TanStack Start | Type-Safe, Client-First, Full-Stack React Framework

I recently started reading Michael Nielson's "Neural Networks and Deep Learning". I have heard really good things about the website and Nielson's teaching style.

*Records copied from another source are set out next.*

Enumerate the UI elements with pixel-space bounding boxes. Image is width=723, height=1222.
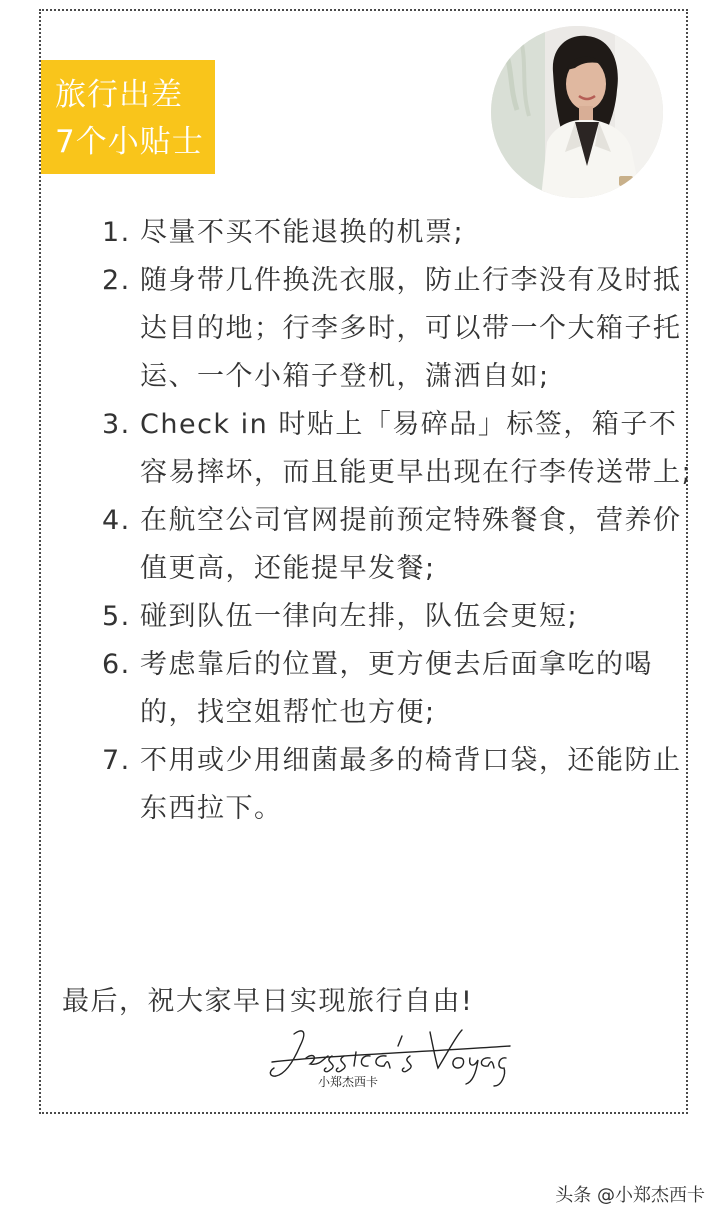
tip-number: 7. [102,745,131,776]
tip-number: 6. [102,649,131,680]
list-item [100,593,700,641]
signature-mark [262,1022,512,1092]
tip-text: Check in 时贴上「易碎品」标签，箱子不容易摔坏，而且能更早出现在行李传送带上; [140,409,693,488]
list-item [100,401,700,497]
tip-text: 随身带几件换洗衣服，防止行李没有及时抵达目的地；行李多时，可以带一个大箱子托运、一个小箱子登机，潇洒自如; [140,265,682,392]
source-watermark: 头条 @小郑杰西卡 [555,1185,705,1206]
tip-number: 3. [102,409,131,440]
tip-number: 2. [102,265,131,296]
author-avatar [491,26,663,198]
title-line-1: 旅行出差 [55,77,183,113]
tip-text: 尽量不买不能退换的机票; [140,217,465,248]
tip-number: 4. [102,505,131,536]
tip-text: 在航空公司官网提前预定特殊餐食，营养价值更高，还能提早发餐; [140,505,682,584]
title-line-2: 7个小贴士 [55,124,204,160]
list-item [100,641,700,737]
tip-number: 5. [102,601,131,632]
tips-list [100,209,693,833]
list-item [100,737,700,833]
closing-message: 最后，祝大家早日实现旅行自由! [62,986,474,1017]
title-badge [41,60,215,174]
tip-text: 不用或少用细菌最多的椅背口袋，还能防止东西拉下。 [140,745,682,824]
list-item [100,257,700,401]
tip-number: 1. [102,217,131,248]
tip-text: 碰到队伍一律向左排，队伍会更短; [140,601,579,632]
list-item [100,209,700,257]
signature-chinese: 小郑杰西卡 [318,1075,379,1089]
tip-text: 考虑靠后的位置，更方便去后面拿吃的喝的，找空姐帮忙也方便; [140,649,653,728]
list-item [100,497,700,593]
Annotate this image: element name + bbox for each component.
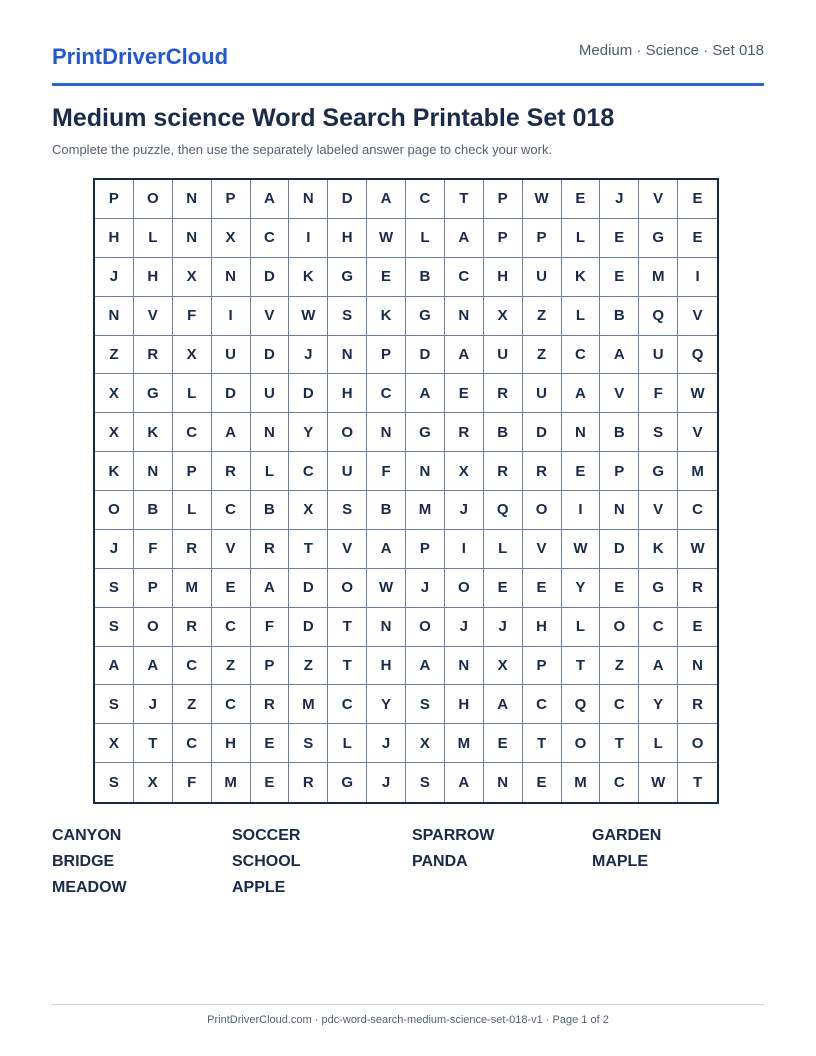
grid-cell: Z: [600, 647, 639, 686]
header-divider: [52, 83, 764, 86]
grid-cell: Y: [367, 685, 406, 724]
grid-cell: E: [484, 569, 523, 608]
grid-cell: Z: [523, 297, 562, 336]
grid-cell: C: [289, 452, 328, 491]
grid-cell: K: [95, 452, 134, 491]
grid-cell: B: [600, 297, 639, 336]
grid-cell: M: [639, 258, 678, 297]
grid-cell: U: [212, 336, 251, 375]
grid-cell: A: [600, 336, 639, 375]
grid-cell: E: [600, 258, 639, 297]
grid-cell: Z: [523, 336, 562, 375]
grid-cell: R: [212, 452, 251, 491]
grid-cell: P: [134, 569, 173, 608]
grid-cell: C: [445, 258, 484, 297]
grid-cell: A: [406, 647, 445, 686]
grid-cell: D: [600, 530, 639, 569]
grid-cell: O: [562, 724, 601, 763]
grid-cell: E: [251, 763, 290, 802]
grid-cell: A: [639, 647, 678, 686]
grid-cell: J: [134, 685, 173, 724]
grid-cell: R: [134, 336, 173, 375]
grid-cell: F: [367, 452, 406, 491]
grid-cell: C: [212, 608, 251, 647]
grid-cell: Y: [562, 569, 601, 608]
grid-cell: Q: [639, 297, 678, 336]
grid-cell: U: [639, 336, 678, 375]
grid-cell: P: [173, 452, 212, 491]
grid-cell: A: [445, 336, 484, 375]
grid-cell: L: [328, 724, 367, 763]
grid-cell: G: [639, 452, 678, 491]
grid-cell: R: [251, 685, 290, 724]
grid-cell: O: [328, 569, 367, 608]
grid-cell: E: [523, 763, 562, 802]
grid-cell: S: [639, 413, 678, 452]
grid-cell: D: [328, 180, 367, 219]
grid-cell: T: [134, 724, 173, 763]
grid-cell: S: [406, 685, 445, 724]
grid-cell: T: [328, 608, 367, 647]
grid-cell: W: [367, 569, 406, 608]
grid-cell: X: [445, 452, 484, 491]
grid-cell: J: [367, 724, 406, 763]
grid-cell: I: [678, 258, 717, 297]
grid-cell: D: [523, 413, 562, 452]
grid-cell: E: [562, 180, 601, 219]
grid-cell: V: [600, 374, 639, 413]
grid-cell: M: [289, 685, 328, 724]
grid-cell: B: [406, 258, 445, 297]
grid-cell: L: [639, 724, 678, 763]
grid-cell: L: [484, 530, 523, 569]
grid-cell: E: [445, 374, 484, 413]
grid-cell: G: [639, 219, 678, 258]
grid-cell: L: [562, 608, 601, 647]
grid-cell: A: [95, 647, 134, 686]
grid-cell: J: [367, 763, 406, 802]
grid-cell: X: [212, 219, 251, 258]
grid-cell: A: [484, 685, 523, 724]
grid-cell: L: [562, 219, 601, 258]
grid-cell: W: [289, 297, 328, 336]
grid-cell: X: [484, 297, 523, 336]
grid-cell: Y: [289, 413, 328, 452]
word-list-item: SCHOOL: [232, 853, 301, 870]
grid-cell: W: [678, 374, 717, 413]
grid-cell: P: [523, 219, 562, 258]
grid-cell: H: [445, 685, 484, 724]
grid-cell: M: [678, 452, 717, 491]
grid-cell: A: [134, 647, 173, 686]
footer-divider: [52, 1004, 764, 1005]
word-list-item: SOCCER: [232, 827, 301, 844]
grid-cell: L: [562, 297, 601, 336]
grid-cell: C: [600, 763, 639, 802]
grid-cell: R: [251, 530, 290, 569]
grid-cell: K: [639, 530, 678, 569]
grid-cell: R: [445, 413, 484, 452]
grid-cell: U: [251, 374, 290, 413]
grid-cell: O: [678, 724, 717, 763]
grid-cell: F: [134, 530, 173, 569]
grid-cell: F: [173, 763, 212, 802]
grid-cell: X: [406, 724, 445, 763]
grid-cell: M: [445, 724, 484, 763]
grid-cell: F: [251, 608, 290, 647]
grid-cell: C: [212, 685, 251, 724]
grid-cell: J: [445, 608, 484, 647]
word-list-item: APPLE: [232, 879, 286, 896]
grid-cell: C: [251, 219, 290, 258]
grid-cell: X: [95, 724, 134, 763]
grid-cell: X: [173, 336, 212, 375]
grid-cell: I: [562, 491, 601, 530]
grid-cell: O: [134, 180, 173, 219]
grid-cell: Z: [212, 647, 251, 686]
grid-cell: W: [678, 530, 717, 569]
grid-cell: G: [639, 569, 678, 608]
grid-cell: V: [251, 297, 290, 336]
grid-cell: G: [328, 763, 367, 802]
grid-cell: D: [251, 258, 290, 297]
grid-cell: C: [562, 336, 601, 375]
grid-cell: O: [406, 608, 445, 647]
grid-cell: E: [678, 180, 717, 219]
grid-cell: N: [134, 452, 173, 491]
grid-cell: H: [328, 219, 367, 258]
grid-cell: X: [484, 647, 523, 686]
grid-cell: S: [95, 569, 134, 608]
grid-cell: L: [251, 452, 290, 491]
grid-cell: R: [484, 452, 523, 491]
grid-cell: W: [523, 180, 562, 219]
grid-cell: W: [562, 530, 601, 569]
grid-cell: D: [289, 374, 328, 413]
grid-cell: C: [678, 491, 717, 530]
grid-cell: T: [523, 724, 562, 763]
grid-cell: Q: [678, 336, 717, 375]
grid-cell: A: [212, 413, 251, 452]
grid-cell: E: [600, 569, 639, 608]
grid-cell: M: [406, 491, 445, 530]
grid-cell: N: [328, 336, 367, 375]
grid-cell: N: [95, 297, 134, 336]
page-subtitle: Complete the puzzle, then use the separately labeled answer page to check your work.: [52, 142, 553, 157]
grid-cell: M: [173, 569, 212, 608]
grid-cell: T: [562, 647, 601, 686]
grid-cell: E: [678, 219, 717, 258]
grid-cell: C: [173, 724, 212, 763]
grid-cell: P: [484, 219, 523, 258]
grid-cell: N: [678, 647, 717, 686]
grid-cell: A: [367, 530, 406, 569]
grid-cell: V: [639, 491, 678, 530]
grid-cell: O: [445, 569, 484, 608]
word-list-item: CANYON: [52, 827, 122, 844]
grid-cell: P: [95, 180, 134, 219]
grid-cell: S: [328, 297, 367, 336]
grid-cell: B: [134, 491, 173, 530]
grid-cell: O: [134, 608, 173, 647]
grid-cell: E: [367, 258, 406, 297]
grid-cell: R: [173, 530, 212, 569]
grid-cell: C: [173, 413, 212, 452]
grid-cell: D: [289, 608, 328, 647]
grid-cell: R: [523, 452, 562, 491]
grid-cell: N: [445, 647, 484, 686]
grid-cell: J: [289, 336, 328, 375]
grid-cell: Q: [484, 491, 523, 530]
grid-cell: L: [406, 219, 445, 258]
grid-cell: D: [212, 374, 251, 413]
grid-cell: N: [406, 452, 445, 491]
grid-cell: L: [134, 219, 173, 258]
grid-cell: O: [328, 413, 367, 452]
grid-cell: T: [692, 774, 703, 792]
grid-cell: D: [406, 336, 445, 375]
grid-cell: C: [328, 685, 367, 724]
grid-cell: V: [212, 530, 251, 569]
grid-cell: O: [523, 491, 562, 530]
grid-cell: J: [484, 608, 523, 647]
grid-cell: V: [639, 180, 678, 219]
grid-cell: P: [406, 530, 445, 569]
grid-cell: U: [328, 452, 367, 491]
grid-cell: A: [562, 374, 601, 413]
grid-cell: N: [445, 297, 484, 336]
grid-cell: N: [251, 413, 290, 452]
grid-cell: T: [600, 724, 639, 763]
grid-cell: Q: [562, 685, 601, 724]
word-list-item: SPARROW: [412, 827, 495, 844]
word-search-grid: [93, 178, 719, 804]
grid-cell: M: [212, 763, 251, 802]
grid-cell: D: [289, 569, 328, 608]
grid-cell: N: [562, 413, 601, 452]
grid-cell: K: [367, 297, 406, 336]
grid-cell: B: [484, 413, 523, 452]
grid-cell: P: [523, 647, 562, 686]
grid-cell: H: [212, 724, 251, 763]
grid-cell: E: [562, 452, 601, 491]
grid-cell: N: [367, 608, 406, 647]
grid-cell: S: [328, 491, 367, 530]
grid-cell: A: [251, 569, 290, 608]
grid-cell: G: [328, 258, 367, 297]
grid-cell: A: [251, 180, 290, 219]
grid-cell: J: [600, 180, 639, 219]
grid-cell: H: [367, 647, 406, 686]
grid-cell: B: [251, 491, 290, 530]
grid-cell: K: [289, 258, 328, 297]
grid-cell: P: [367, 336, 406, 375]
word-list: [52, 826, 772, 897]
grid-cell: Z: [289, 647, 328, 686]
grid-cell: N: [173, 219, 212, 258]
grid-cell: C: [173, 647, 212, 686]
grid-cell: V: [523, 530, 562, 569]
word-list-item: GARDEN: [592, 827, 662, 844]
grid-cell: K: [134, 413, 173, 452]
grid-cell: Z: [173, 685, 212, 724]
word-list-item: BRIDGE: [52, 853, 115, 870]
grid-cell: S: [95, 763, 134, 802]
brand-logo: PrintDriverCloud: [52, 44, 229, 69]
grid-cell: J: [445, 491, 484, 530]
grid-cell: W: [367, 219, 406, 258]
grid-cell: A: [367, 180, 406, 219]
grid-cell: J: [95, 258, 134, 297]
grid-cell: R: [173, 608, 212, 647]
grid-cell: B: [367, 491, 406, 530]
grid-cell: S: [406, 763, 445, 802]
grid-cell: D: [251, 336, 290, 375]
grid-cell: P: [600, 452, 639, 491]
grid-cell: X: [134, 763, 173, 802]
word-list-item: MEADOW: [52, 879, 127, 896]
grid-cell: V: [678, 297, 717, 336]
grid-cell: E: [523, 569, 562, 608]
grid-cell: R: [484, 374, 523, 413]
grid-cell: H: [95, 219, 134, 258]
grid-cell: P: [212, 180, 251, 219]
grid-cell: N: [173, 180, 212, 219]
grid-cell: J: [406, 569, 445, 608]
grid-cell: X: [95, 413, 134, 452]
grid-cell: S: [95, 685, 134, 724]
grid-cell: E: [600, 219, 639, 258]
grid-cell: T: [289, 530, 328, 569]
grid-cell: A: [445, 763, 484, 802]
grid-cell: N: [600, 491, 639, 530]
page-footer: PrintDriverCloud.com · pdc-word-search-medium-science-set-018-v1 · Page 1 of 2: [207, 1014, 609, 1026]
grid-cell: F: [173, 297, 212, 336]
grid-cell: N: [484, 763, 523, 802]
grid-cell: E: [484, 724, 523, 763]
grid-cell: H: [484, 258, 523, 297]
grid-cell: K: [562, 258, 601, 297]
grid-cell: L: [173, 491, 212, 530]
grid-cell: U: [484, 336, 523, 375]
grid-cell: C: [406, 180, 445, 219]
grid-cell: T: [328, 647, 367, 686]
grid-cell: R: [678, 569, 717, 608]
grid-cell: O: [600, 608, 639, 647]
grid-cell: X: [173, 258, 212, 297]
grid-cell: N: [212, 258, 251, 297]
grid-cell: V: [134, 297, 173, 336]
grid-cell: H: [134, 258, 173, 297]
grid-cell: J: [95, 530, 134, 569]
grid-cell: P: [251, 647, 290, 686]
grid-cell: A: [445, 219, 484, 258]
grid-cell: R: [678, 685, 717, 724]
grid-cell: C: [367, 374, 406, 413]
grid-cell: A: [406, 374, 445, 413]
grid-cell: R: [289, 763, 328, 802]
grid-cell: N: [289, 180, 328, 219]
puzzle-meta: Medium · Science · Set 018: [578, 42, 764, 59]
grid-cell: X: [95, 374, 134, 413]
grid-cell: W: [639, 763, 678, 802]
grid-cell: S: [289, 724, 328, 763]
grid-cell: L: [173, 374, 212, 413]
word-list-item: PANDA: [412, 853, 468, 870]
grid-cell: X: [289, 491, 328, 530]
grid-cell: H: [328, 374, 367, 413]
grid-cell: G: [406, 413, 445, 452]
grid-cell: N: [367, 413, 406, 452]
grid-cell: P: [484, 180, 523, 219]
grid-cell: U: [523, 374, 562, 413]
grid-cell: Y: [639, 685, 678, 724]
grid-cell: S: [95, 608, 134, 647]
grid-cell: G: [406, 297, 445, 336]
grid-cell: C: [523, 685, 562, 724]
grid-cell: E: [251, 724, 290, 763]
word-list-item: MAPLE: [592, 853, 648, 870]
grid-cell: V: [328, 530, 367, 569]
grid-cell: V: [678, 413, 717, 452]
grid-cell: M: [562, 763, 601, 802]
grid-cell: O: [95, 491, 134, 530]
grid-cell: E: [678, 608, 717, 647]
grid-cell: C: [600, 685, 639, 724]
grid-cell: T: [445, 180, 484, 219]
grid-cell: H: [523, 608, 562, 647]
grid-cell: I: [212, 297, 251, 336]
grid-cell: B: [600, 413, 639, 452]
page-title: Medium science Word Search Printable Set 018: [52, 104, 615, 132]
grid-cell: C: [639, 608, 678, 647]
grid-cell: G: [134, 374, 173, 413]
grid-cell: E: [212, 569, 251, 608]
grid-cell: C: [212, 491, 251, 530]
grid-cell: U: [523, 258, 562, 297]
grid-cell: I: [289, 219, 328, 258]
grid-cell: F: [639, 374, 678, 413]
grid-cell: Z: [95, 336, 134, 375]
grid-cell: I: [445, 530, 484, 569]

Here are my solutions to exercise 1.

Sigmoid Neurons Simulating Perceptrons

Part 1

Question

Suppose we take all the weights and biases in a network of perceptrons, and multiply them by a positive constant, $c>0$ . Show that the behavior of the network doesn't change.

Solution

The definition of a perceptron is:

\begin{cases} 0 & \text{if } \sum_j w_j x_j \le \text{thresold}\\ 1 & \text{if } \sum_j w_j x_j > \text{thresold} \end{cases}

or more nicely with the bias:

\begin{cases} 0 & \text{if } b + \sum_j w_j x_j \le 0\\ 1 & \text{if } b + \sum_j w_j x_j > 0 \end{cases}

Now if we multiple the bias and weight by the constant $c$ the result is:

\begin{aligned} \begin{cases} 0 & \text{if } cb + \sum_j c w_j x_j \le 0\\ 1 & \text{if } cb + \sum_j c w_j x_j > 0 \end{cases} &=\\ &= \begin{cases} 0 & \text{if } cb + c \sum_j w_j x_j \le 0\\ 1 & \text{if } cb + c \sum_j w_j x_j > 0 \end{cases}\\ &= \begin{cases} 0 & \text{if } c(b + \sum_j w_j x_j) \le 0\\ 1 & \text{if } c(b + \sum_j w_j x_j) > 0 \end{cases}\\ &= \begin{cases} 0 & \text{if } b + \sum_j w_j x_j \le 0\\ 1 & \text{if } b + \sum_j w_j x_j > 0 \end{cases} \end{aligned}

We end up back where we started from and thus multiplying by a constant $c$ (assuming $c > 0$ ) does not affect the behavior of the network.

Part 2

Question

Suppose we have the same setup as the last problem - a network of perceptrons. Suppose also that the overall input to the network of perceptrons has been chosen. We won't need the actual input value, we just need the input to have been fixed. Suppose the weights and biases are such that $w⋅x+b \ne 0$ for the input $x$ to any particular perceptron in the network. Now replace all the perceptrons in the network by sigmoid neurons, and multiply the weights and biases by a positive constant $c > 0$ . Show that in the limit as $c \to \infty$ the behavior of this network of sigmoid neurons is the same as the network of perceptrons. How can this fail when $w \cdot x + b = 0$ for one of the perceptrons?

Solution

Sigmoid Neuron Defintion

\frac{1}{1+\exp(-\sum_j w_j x_j -b)} = \frac{1}{1+\exp(-w \cdot x - b)}

Assumptions

Assume that $x$ is a fixed unknown value where $w \cdot x + b \ne 0$ .

Then the resulting network will remain unchanged (assuming $c > 0$ ) as $c \to \infty$ .

By the way $\exp(x) \equiv e^x$

The Cases

\frac{1}{1+\exp(c(-w \cdot x - b))}

Let's assume that $w \cdot x + b < 0$ :

\begin{aligned} \lim_{c \to \infty} \frac{1}{1+\exp(c(-w \cdot x - b))} &= \\ &= \frac{1}{1+\exp( \lim_{c \to \infty} c(-w \cdot x - b))}\\ &= \frac{1}{1+\exp(\infty)}\\ &= \frac{1}{1+\infty}\\ &= 0 \end{aligned}

Let's assume that $w \cdot x + b > 0$ :

\begin{aligned} \lim_{c \to \infty} \frac{1}{1+\exp(c(-w \cdot x - b))} &= \\ &= \frac{1}{1+\exp( \lim_{c \to \infty} c(-w \cdot x - b))}\\ &= \frac{1}{1+\exp(-\infty)}\\ &= \frac{1}{1+0}\\ &= 1 \end{aligned}

This is exactly the behavior we would expect with a perceptron!

How Can This Fail?

If $w \cdot x + b = 0$ is true then:

\begin{aligned} \lim_{c \to \infty} \frac{1}{1+\exp(c(-w \cdot x - b))} &= \\ &= \frac{1}{1+\exp( \lim_{c \to \infty} c(0))}\\ &= \frac{1}{1+\exp(0)}\\ &= \frac{1}{1+1}\\ &= \frac{1}{2} \end{aligned}

$\lim_{c \to \infty} \frac{1}{1+\exp(c(-w \cdot x - b))} = \frac{1}{2} \ne 0$

This does not match the expected behavior of a perceptron.